People have reviewed and bombed the wrong Barcode Scanner app

This week, it was discovered that a Google Play Pass app with more than 10 million installations turned into malware and distributed annoying popup ads. Google removed this app from the Play Store a long time ago, but due to its generic name – “Barcode Scanner” – the original and legitimate Barcode Scanner app with the same name was caught in the crossfire and received several unjustified 1-star ratings accusing you of being malware.

Left: The malicious application removed. Right: The legitimate app.

Many people who were infected with the malware and identified the malicious Barcode Scanner app as the culprit probably went to the Play Store for a review shortly after uninstallation, but since the malicious scanner app has already been removed, they found only the legitimate Barcode list Scanner and assumed that this was the cause of his problems. They probably didn’t realize that this app is open source and hasn’t been updated since 2019 – both factors make it unlikely that it will suddenly send malware. In fact, this legitimate Barcode Scanner was developed by Googlers and is built on top of Google’s QR Code decoder library, ZXing – hence the name of the developer ZXing Team. The app was even one of the first to be available on the Android Market (now Play Store).

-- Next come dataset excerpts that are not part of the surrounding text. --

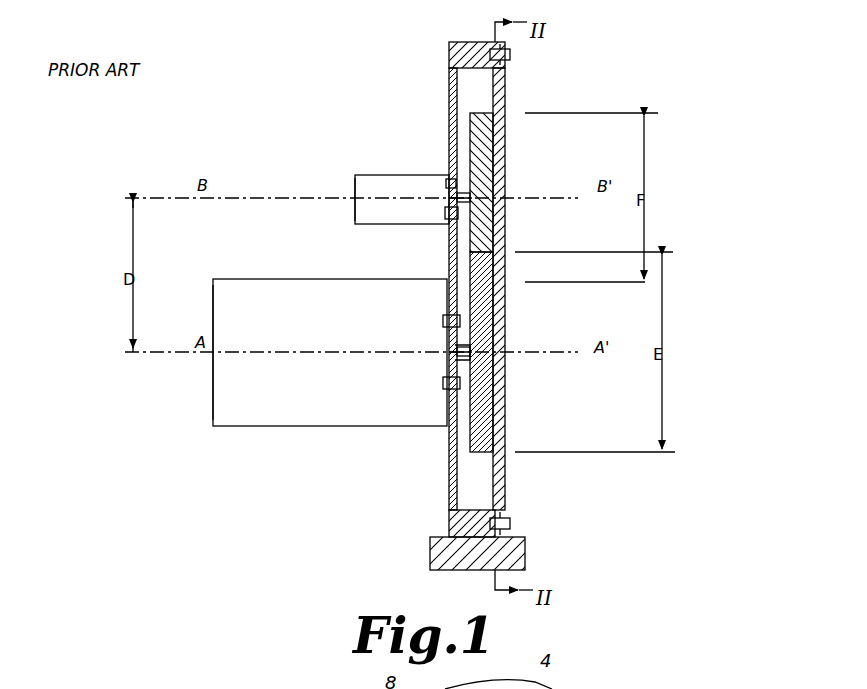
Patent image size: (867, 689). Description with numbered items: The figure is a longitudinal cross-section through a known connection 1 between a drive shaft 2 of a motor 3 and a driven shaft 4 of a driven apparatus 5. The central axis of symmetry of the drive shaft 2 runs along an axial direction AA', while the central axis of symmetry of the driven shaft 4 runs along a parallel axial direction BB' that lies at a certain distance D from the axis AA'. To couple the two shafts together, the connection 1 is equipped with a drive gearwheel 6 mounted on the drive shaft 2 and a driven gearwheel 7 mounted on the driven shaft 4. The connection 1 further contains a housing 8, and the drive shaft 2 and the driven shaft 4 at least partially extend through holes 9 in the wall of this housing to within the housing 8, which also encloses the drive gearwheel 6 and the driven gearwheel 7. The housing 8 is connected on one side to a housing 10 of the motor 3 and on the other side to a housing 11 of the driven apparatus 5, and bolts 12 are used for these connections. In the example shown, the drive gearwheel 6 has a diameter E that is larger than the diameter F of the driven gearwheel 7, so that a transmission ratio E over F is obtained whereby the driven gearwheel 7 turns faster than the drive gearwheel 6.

The connection 1 is at (715, 50).
The drive shaft 2 is at (460, 350).
The motor 3 is at (245, 300).
The driven shaft 4 is at (450, 172).
The driven apparatus 5 is at (386, 190).
The drive gearwheel 6 is at (505, 313).
The driven gearwheel 7 is at (505, 152).
The housing 8 is at (452, 55).
The holes 9 is at (448, 190).
The housing of the motor 10 is at (213, 398).
The housing of the driven apparatus 11 is at (355, 187).
The bolts 12 is at (448, 178).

Following our coverage and the Malwarebytes report, the legitimate Barcode Scanner app received far fewer 1-star launches, as it probably became clearer that the ZXing Team app was not to blame. That’s why you see an influx of 5-star ratings defending the app and confirming that it doesn’t distribute malware.

When we tested the XZing Team barcode scanner for ourselves, we found no strange or suspicious behavior, although we noticed how outdated the application is today. It still depends on the old Android permission system and comes with a warning that it was created for an older version of the operating system and may not work correctly. We can only hope that Google restores the ratings for the app, but given that it is still at a comfortable average of 4 stars and is no longer actively maintained, the question is open whether Google is interested in correcting the error.

If you are still looking for a replacement for the malicious barcode scanner, we can only continue to recommend Google Lens, which is integrated with the Google app and pre-installed on all Android phones (the “app” can be downloaded from Play Store is just a shortcut to your launcher).